Em uma reviravolta de última hora, o presidente dos Estados Unidos, Donald Trump, anunciou nesta quinta-feira (11) o cancelamento de uma nova onda de ataques ao Irã que estava programada para ocorrer ao longo do dia. De acordo com o líder norte-americano, a decisão de recuar foi tomada após negociadores alcançarem um consenso sobre os “pontos finais” do acordo que visa encerrar a guerra no Oriente Médio.
O anúncio foi feito por meio de sua rede social, a Truth Social. Apesar do otimismo demonstrado, Trump não deixou claro se o Irã participou diretamente do consenso. Na publicação, ele limitou-se a afirmar que mediadores “e outros” concordaram com os termos apresentados, deixando uma margem de dúvida sobre a adesão de Teerã ao tratado.

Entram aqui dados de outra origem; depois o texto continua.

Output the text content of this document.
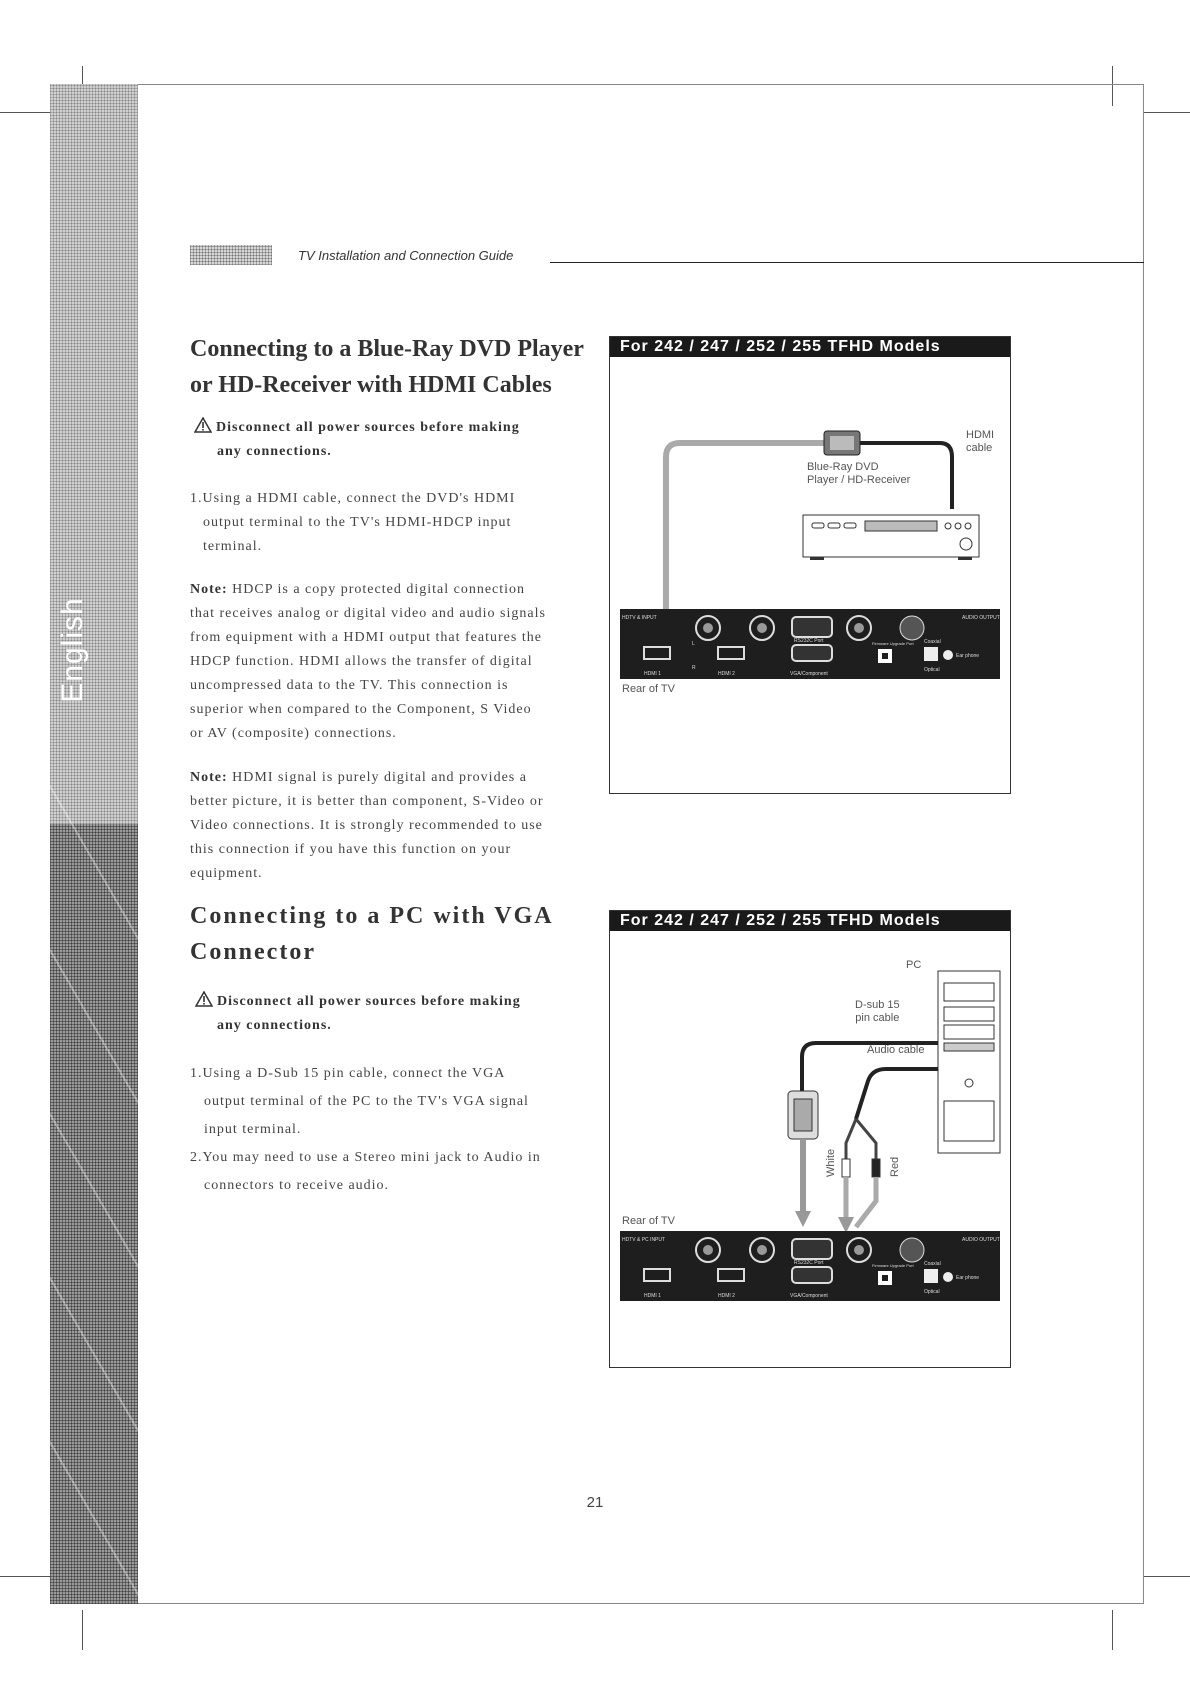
English
TV Installation and Connection Guide
Connecting to a Blue-Ray DVD Player
or HD-Receiver with HDMI Cables
Disconnect all power sources before making
any connections.
1.Using a HDMI cable, connect the DVD's HDMI
output terminal to the TV's HDMI-HDCP input
terminal.
Note: HDCP is a copy protected digital connection
that receives analog or digital video and audio signals
from equipment with a HDMI output that features the
HDCP function. HDMI allows the transfer of digital
uncompressed data to the TV. This connection is
superior when compared to the Component, S Video
or AV (composite) connections.
Note: HDMI signal is purely digital and provides a
better picture, it is better than component, S-Video or
Video connections. It is strongly recommended to use
this connection if you have this function on your
equipment.
For 242 / 247 / 252 / 255 TFHD Models
HDTV & INPUT
HDMI 1	HDMI 2
RS232C Port
VGA/Component
Firmware Upgrade Port
AUDIO OUTPUT
Coaxial
Optical
Ear phone
L
R
HDMI
cable
Blue-Ray DVD
Player / HD-Receiver
Rear of TV
Connecting to a PC with VGA
Connector
Disconnect all power sources before making
any connections.
1.Using a D-Sub 15 pin cable, connect the VGA
output terminal of the PC to the TV's VGA signal
input terminal.
2.You may need to use a Stereo mini jack to Audio in
connectors to receive audio.
For 242 / 247 / 252 / 255 TFHD Models
HDTV & PC INPUT
HDMI 1	HDMI 2
RS232C Port
VGA/Component
Firmware Upgrade Port
AUDIO OUTPUT
Coaxial
Optical
Ear phone
White	Red
PC
D-sub 15
pin cable
Audio cable
Rear of TV
21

Crise e a escalada militar
A atual crise entre as duas potências ganhou força após a queda de um helicóptero militar das forças dos EUA durante um sobrevoo na estratégica região do Estreito de Ormuz. Trump acusou imediatamente o Irã de ter derrubado a aeronave e prometeu uma forte retaliação.
O cenário rapidamente evoluiu para um confronto direto:
-
Primeira noite: Os EUA bombardearam sistemas de defesa aérea em território iraniano e radares em Ormuz. O Irã revidou atacando uma base militar norte-americana no Bahrein.
-
Quarta-feira (10): Washington realizou um novo ataque contra posições iranianas, e Teerã respondeu lançando mísseis contra países do Golfo Pérsico.
O fechamento de Ormuz e o futuro da paz
A retaliação iraniana não ficou restrita aos mísseis. Teerã anunciou o fechamento do Estreito de Ormuz — uma das rotas marítimas de petróleo mais vitais do mundo — e declarou publicamente que a postura dos EUA tornou o cessar-fogo em vigor “sem sentido”, complicando drasticamente a evolução das conversas diplomáticas.
O recuo de Trump nesta quinta-feira traz um alívio momentâneo aos mercados globais e à comunidade internacional, mas o real impacto do suposto acordo ainda depende da confirmação de que o Irã aceitará os termos propostos.